North Asian music is an umbrella term for the traditional and contemporary musical practices of the peoples of Mongolia and Siberia (including Tuvan, Buryat, Sakha/Yakut, Altai, and other Turkic, Mongolic, and Tungusic groups).
It is characterized by overtone-rich vocal techniques (such as khöömei/khöömii throat singing), expansive long-song styles, pentatonic and modal melodies, open-fifth drones, jaw harp timbres, and ritual drumming. Signature instruments include the morin khuur (horsehead fiddle), igil (two‑string spike fiddle), topshuur and doshpuluur (lutes), limbe (flute), and the khomus (jaw harp).
Socially, the music spans epic recitation, shamanic-ritual sound, herding songs tied to pastoral lifeways, and modern stage ensembles that adapt these idioms for concert and global audiences.
North Asian music grows from nomadic and semi‑nomadic lifeways on the steppe and taiga. Vocal timbres and instruments imitate wind, river, and animal sounds, reflecting animist and shamanic cosmologies. Long before written documentation, epic singing, ritual drumming, and jaw‑harp playing were used for storytelling, healing, and community rites.

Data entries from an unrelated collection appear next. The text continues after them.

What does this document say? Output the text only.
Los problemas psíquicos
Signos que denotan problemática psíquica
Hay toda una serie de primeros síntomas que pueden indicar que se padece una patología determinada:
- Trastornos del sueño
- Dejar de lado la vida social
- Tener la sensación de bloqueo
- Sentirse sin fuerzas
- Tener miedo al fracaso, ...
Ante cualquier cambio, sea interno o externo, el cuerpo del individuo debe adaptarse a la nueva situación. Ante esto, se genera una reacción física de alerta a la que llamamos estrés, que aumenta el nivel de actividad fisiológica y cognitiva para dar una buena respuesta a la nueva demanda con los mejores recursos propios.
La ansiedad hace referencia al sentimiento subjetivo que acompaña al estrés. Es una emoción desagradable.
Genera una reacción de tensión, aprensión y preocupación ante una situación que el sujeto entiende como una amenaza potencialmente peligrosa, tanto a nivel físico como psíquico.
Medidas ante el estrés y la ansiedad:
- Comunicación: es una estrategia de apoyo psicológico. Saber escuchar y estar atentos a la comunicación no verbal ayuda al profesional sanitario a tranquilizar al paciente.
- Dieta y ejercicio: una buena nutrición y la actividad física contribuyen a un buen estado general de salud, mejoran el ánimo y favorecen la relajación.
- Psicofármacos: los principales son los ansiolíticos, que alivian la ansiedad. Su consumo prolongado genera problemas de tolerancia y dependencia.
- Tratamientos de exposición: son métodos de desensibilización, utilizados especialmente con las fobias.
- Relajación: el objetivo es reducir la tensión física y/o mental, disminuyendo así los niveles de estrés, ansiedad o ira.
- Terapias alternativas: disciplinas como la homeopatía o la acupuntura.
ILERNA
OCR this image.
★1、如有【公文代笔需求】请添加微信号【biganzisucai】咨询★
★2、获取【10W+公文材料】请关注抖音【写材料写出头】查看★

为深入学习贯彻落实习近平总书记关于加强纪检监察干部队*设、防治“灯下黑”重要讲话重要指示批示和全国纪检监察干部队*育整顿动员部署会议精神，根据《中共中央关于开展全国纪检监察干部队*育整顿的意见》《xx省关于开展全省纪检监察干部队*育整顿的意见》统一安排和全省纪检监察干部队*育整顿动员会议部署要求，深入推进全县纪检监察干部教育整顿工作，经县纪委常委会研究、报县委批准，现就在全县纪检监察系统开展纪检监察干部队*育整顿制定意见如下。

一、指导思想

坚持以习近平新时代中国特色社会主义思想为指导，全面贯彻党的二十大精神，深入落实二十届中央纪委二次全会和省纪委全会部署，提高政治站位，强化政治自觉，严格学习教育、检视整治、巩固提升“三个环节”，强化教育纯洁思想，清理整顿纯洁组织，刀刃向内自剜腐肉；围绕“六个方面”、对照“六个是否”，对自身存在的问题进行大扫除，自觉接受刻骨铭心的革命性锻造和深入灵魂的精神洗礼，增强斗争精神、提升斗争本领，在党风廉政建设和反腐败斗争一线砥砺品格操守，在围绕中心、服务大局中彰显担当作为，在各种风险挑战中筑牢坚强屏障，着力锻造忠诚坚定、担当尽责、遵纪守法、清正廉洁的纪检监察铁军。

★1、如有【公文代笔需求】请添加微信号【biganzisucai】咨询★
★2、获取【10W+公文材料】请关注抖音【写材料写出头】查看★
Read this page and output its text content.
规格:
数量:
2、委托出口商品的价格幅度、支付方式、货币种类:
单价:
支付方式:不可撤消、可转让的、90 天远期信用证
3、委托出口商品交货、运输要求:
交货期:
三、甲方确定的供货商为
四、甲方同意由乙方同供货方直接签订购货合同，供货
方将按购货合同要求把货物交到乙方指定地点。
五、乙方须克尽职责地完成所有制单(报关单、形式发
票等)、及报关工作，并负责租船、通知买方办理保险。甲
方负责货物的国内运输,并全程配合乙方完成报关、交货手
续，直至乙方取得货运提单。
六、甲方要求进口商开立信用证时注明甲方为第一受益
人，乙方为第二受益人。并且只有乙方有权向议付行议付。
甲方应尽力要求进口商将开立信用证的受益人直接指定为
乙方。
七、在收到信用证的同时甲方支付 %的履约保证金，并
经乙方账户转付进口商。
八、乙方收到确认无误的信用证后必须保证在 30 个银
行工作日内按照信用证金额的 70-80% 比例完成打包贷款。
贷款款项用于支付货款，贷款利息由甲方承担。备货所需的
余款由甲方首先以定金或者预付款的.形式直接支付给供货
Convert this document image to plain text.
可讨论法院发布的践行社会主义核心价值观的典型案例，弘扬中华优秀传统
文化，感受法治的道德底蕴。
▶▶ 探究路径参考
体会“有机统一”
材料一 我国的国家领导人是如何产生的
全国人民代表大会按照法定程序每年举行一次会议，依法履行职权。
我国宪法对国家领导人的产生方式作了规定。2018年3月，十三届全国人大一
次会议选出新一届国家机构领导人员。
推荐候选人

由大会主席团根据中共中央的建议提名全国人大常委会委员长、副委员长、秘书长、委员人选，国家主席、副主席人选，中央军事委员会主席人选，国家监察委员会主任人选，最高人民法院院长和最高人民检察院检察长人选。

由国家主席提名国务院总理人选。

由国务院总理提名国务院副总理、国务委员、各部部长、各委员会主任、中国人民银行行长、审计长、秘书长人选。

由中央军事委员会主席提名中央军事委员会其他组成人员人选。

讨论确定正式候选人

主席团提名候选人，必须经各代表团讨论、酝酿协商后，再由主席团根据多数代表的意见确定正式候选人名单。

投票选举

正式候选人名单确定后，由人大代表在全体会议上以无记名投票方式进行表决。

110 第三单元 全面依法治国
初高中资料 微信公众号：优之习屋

During the Mongol Empire, court and camp music traveled widely. Envoys and travelers described praise songs, long‑song performance, and flute and fiddle traditions. Although earlier practices existed, this period increased cross‑regional circulation between North and Central Asia and established emblematic forms like long song (urtyn duu) and early overtone-singing practices.
By the early modern era, the morin khuur and related spike fiddles, jaw harps (khomus), and frame drums were firmly embedded in local cultures. Vocal techniques diversified into distinct throat‑singing styles (e.g., sygyt, kargyraa, khöömei), and narrative epics and praise genres (tuuli, magtaal) flourished. Melodies tended to be pentatonic with wide contours, glides, and open-fifth drones.
Soviet-era cultural policy and state ensembles codified regional repertoires for stage performance, preserving many forms through notated arrangements and radio archives while reshaping others. Ethnographic fieldwork (mid‑1900s onward) documented village practices, and recording technology brought Tuvan and Mongolian singing to global listeners.
From the 1990s, ensembles and soloists toured internationally, inspiring collaborations with jazz, rock, ambient, and new‑age scenes. Throat singing and horsehead fiddle timbres became emblematic sounds in world‑fusion, film scores, and experimental music, while community practitioners continue to sustain local ritual and pastoral contexts.